"Oh, well! But she's so crabbed, somehow. One expects a bride to have some kind of softness in her manners, and—hang it all, there's not a particle of romance about her."

"My dear fellow, if there is in the United Kingdom a young man of three-and-twenty who can comfortably dispense with romance in his wife, our friend Errington is that young man."

"Oh, well! I know Errington's a very clever fellow, and all that, and perhaps I'm a fool. But I—I shouldn't like my wife to be quite so cool and cutting in her manners, that's all!"

"Neither should I. And perhaps I'm a fool!"

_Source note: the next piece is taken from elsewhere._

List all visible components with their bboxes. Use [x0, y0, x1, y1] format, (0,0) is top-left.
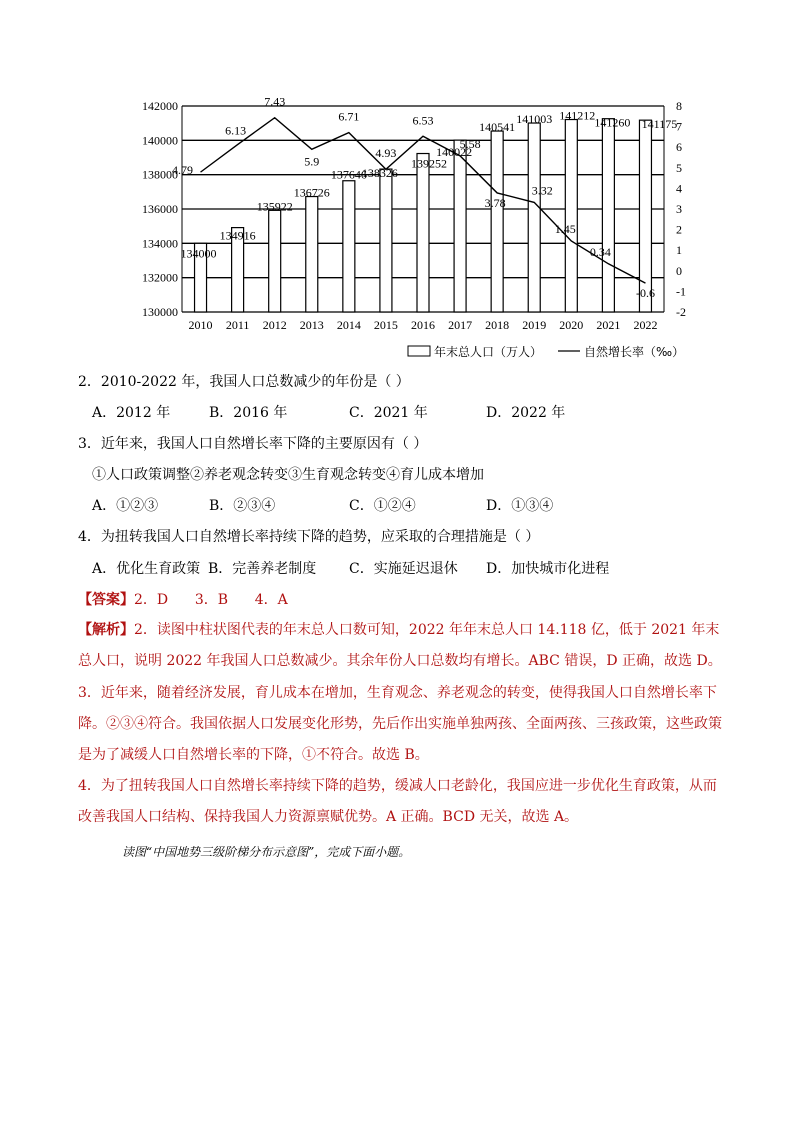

"Shouldn't you, now?" Orlando was encouraged by this admission on Diamond's part, further, to express his opinion that it was all very fine to stick "Honourable" before your name; but that, for his part, he considered little Miss Maxfield to look fifty times more like a lady than Mrs. Algernon. And as for good looks, there was, of course, no comparison. And though Miss Maxfield was too shy and quiet, yet if you offered her any little civility, she thanked you in such a sweet way that a fellow felt as if he could do anything for her; whereas, some women stare at a fellow enough to turn a fellow into stone.

But the Misses McDougall were enthusiastic in their praises of Algernon's wife. They performed a sort of Carmen Amœbœum after this fashion:

Rose. "That sweet creature, the Honourable Mrs. Algernon! I can't get her out of my head."

Violet. "Dear thing! What high-bred manners! And did she tell you that we are positively related? The Mackelpies, you know, call cousins with us. There was the branch that went off from the elder line of Brose"—&c. &c. &c.

Rose. "Oh yes; one feels at home directly with people of one's own class. How lucky Algernon has been to get such a wife, instead of some chit of a girl who would have had no weight in society!"

Violet. "Yes; but she's quite young enough, Rose?"